Riguardo il comparto tecnico, Xenoblade Chronicles 2 necessita un discorso piuttosto approfondito, complice la natura ibrida della console che lo ospita. Il character design, leggermente anonimo e derivativo, riesce a risollevarsi grazie a un grandissimo lavoro sui particolari: vesti di ogni foggia e colore, veli trasparenti, sciarpe lunghe e aggrovigliate, tessuti esotici e armature splendenti ammantano i protagonisti con inappuntabile maestria. Un’orgia visiva impeccabile, che insieme alla splendida cornice ambientale riesce a far passare in secondo piano la leggera vacuità stilistica dei personaggi. Dove gli occhi rimangono sgranati, tuttavia, è di fronte ad Alrest e al suo abbacinante, sconfinato universo, creato con una cura e un’attenzione per i dettagli fuori dal comune. L’estensione visiva, la ricchissima densità di flora e fauna e un level design sopraffino si sovrappongono in maniera organica e vibrante, restituendo l’impressione di un universo vivo, autonomo e indipendente.

La caratterizzazione dei personaggi è generalmente sublime, pur scadendo in qualche cliché, come quello del villain mascherato o dell’eroe ingenuo e altruista, compensati però da un cast di comprimari straordinariamente vario e coinvolgente. Negli ultimi mesi si è polemizzato sul character design mediamente fanciullesco che fa un po’ a pugni con i costumi succinti di alcuni personaggi, Pyra in primis. Vogliamo rassicurarvi sul fatto che le ragazze in questione, per quanto svestite, sono tutt’altro che banali forme sensuali: Takahashi si è sempre premurato, con l’aiuto della moglie Soraya Saga, di tratteggiare soprattutto le eroine dei suoi giochi e anche questa storia non fa eccezione.
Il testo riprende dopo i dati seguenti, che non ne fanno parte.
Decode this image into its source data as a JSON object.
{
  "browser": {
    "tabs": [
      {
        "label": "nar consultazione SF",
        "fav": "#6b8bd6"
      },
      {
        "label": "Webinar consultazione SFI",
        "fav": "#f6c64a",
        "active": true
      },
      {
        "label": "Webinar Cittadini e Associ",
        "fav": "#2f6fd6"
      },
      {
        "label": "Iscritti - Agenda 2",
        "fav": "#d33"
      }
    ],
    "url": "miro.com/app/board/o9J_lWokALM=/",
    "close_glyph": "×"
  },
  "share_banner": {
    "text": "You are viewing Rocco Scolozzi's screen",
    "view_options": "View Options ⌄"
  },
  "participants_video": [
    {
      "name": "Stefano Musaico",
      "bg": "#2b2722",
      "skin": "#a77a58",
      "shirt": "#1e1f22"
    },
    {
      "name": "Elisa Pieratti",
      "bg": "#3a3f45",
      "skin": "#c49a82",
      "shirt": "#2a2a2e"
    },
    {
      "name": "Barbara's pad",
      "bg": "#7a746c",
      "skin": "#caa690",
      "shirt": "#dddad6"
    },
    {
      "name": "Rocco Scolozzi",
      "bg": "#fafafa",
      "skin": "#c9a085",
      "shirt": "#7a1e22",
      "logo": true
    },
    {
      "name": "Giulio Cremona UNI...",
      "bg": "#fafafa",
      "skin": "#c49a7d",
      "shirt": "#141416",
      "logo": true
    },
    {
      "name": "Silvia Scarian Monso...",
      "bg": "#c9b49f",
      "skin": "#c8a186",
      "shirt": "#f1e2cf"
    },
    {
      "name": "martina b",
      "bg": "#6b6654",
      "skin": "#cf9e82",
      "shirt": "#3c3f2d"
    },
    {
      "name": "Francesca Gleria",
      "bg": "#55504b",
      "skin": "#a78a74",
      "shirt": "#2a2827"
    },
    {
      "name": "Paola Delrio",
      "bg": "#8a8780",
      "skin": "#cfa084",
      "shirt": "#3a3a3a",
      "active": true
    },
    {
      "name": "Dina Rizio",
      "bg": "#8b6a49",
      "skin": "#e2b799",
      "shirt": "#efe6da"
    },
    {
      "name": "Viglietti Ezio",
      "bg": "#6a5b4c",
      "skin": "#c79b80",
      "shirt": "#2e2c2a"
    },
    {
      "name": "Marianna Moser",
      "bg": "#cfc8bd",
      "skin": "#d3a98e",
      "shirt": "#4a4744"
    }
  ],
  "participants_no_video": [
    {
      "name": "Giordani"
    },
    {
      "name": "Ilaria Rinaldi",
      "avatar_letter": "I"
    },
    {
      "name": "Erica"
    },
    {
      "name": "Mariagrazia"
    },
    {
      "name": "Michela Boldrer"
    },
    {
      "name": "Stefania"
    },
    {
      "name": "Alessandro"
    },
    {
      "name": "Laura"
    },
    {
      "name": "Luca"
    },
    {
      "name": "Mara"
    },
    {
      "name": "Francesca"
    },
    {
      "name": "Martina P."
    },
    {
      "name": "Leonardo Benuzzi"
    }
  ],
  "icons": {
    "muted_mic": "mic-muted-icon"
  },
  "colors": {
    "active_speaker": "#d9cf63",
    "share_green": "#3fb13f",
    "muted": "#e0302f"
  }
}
Pyra è un personaggio estremamente complesso, al quale è impossibile non affezionarsi, ma lo stesso si può dire anche per Nia o, sul fronte maschile, per il corpulento Vandham e il tenero Tora, un Nopon che non può diventare un Ductor e che pertanto si è costruito una Gladius artificiale tutta sua. Dispiace solo che il doppiaggio inglese fatichi a rendere giustizia al cast.
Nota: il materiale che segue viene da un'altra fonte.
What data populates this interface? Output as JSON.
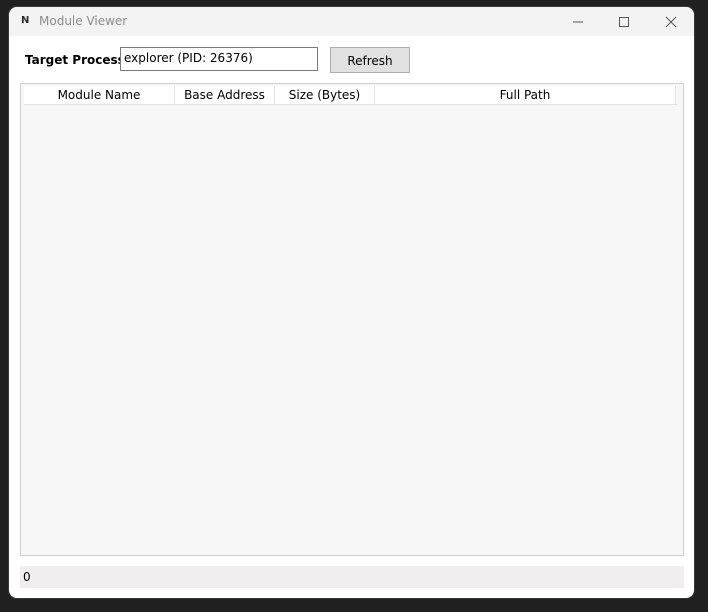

I caricamenti per i viaggi istantanei sono velocissimi, gli effetti della bruma mattutina, la nebbia sulle colline all’imbrunire, la pioggia improvvisa in un pomeriggio sereno, sono tutti ricreati con una naturalezza disarmante. Il titolo, in dock, per mantenere un frame-rate costante utilizza una risoluzione dinamica, tra 1080p e 900p, oltre ad altri accorgimenti nella gestione delle texture sulla lunga distanza. Anche così non manca qualche tentennamento di troppo nel frame-rate, sul quale, tuttavia, è lecito sorvolare mentre in modalità portatile, la risoluzione è ancora più bassa e adotta lo stesso stratagemma per mantenere una certa fluidità. Nonostante l’aliasing e gli shader più leggeri, Xenoblade Chronicles 2 è giocabilissimo anche “on the road”, grazie a un font che non attenta alle nostre diottrie e a una visione d’insieme decisamente notevole.
Un applauso fortissimo e convinto va a chi ha curato la colonna sonora, davvero strepitosa nell’alternare dolcezza e incalzante energia.

Nonostante l’inerzia un po’ lunare dei protagonisti, che rende alcuni salti poco gestibili, l’organicità dell’esperienza è assolutamente pregevole, in ogni singolo passaggio: l’epicità della narrazione, inizialmente limitata da qualche stereotipo di troppo, il sonoro marziale e sontuoso che ci accompagna in ogni momento, la giocabilità asservita a un mondo di gioco tra i più affascinanti degli ultimi anni, rendono Xenoblade Chronicles 2 un titolo unico e imperdibile. Un passaggio obbligato per ogni possessore di Nintendo Switch, nonché un gioco che, sono pronta a scommetterci, rimarrà a lungo scolpito nei vostri ricordi.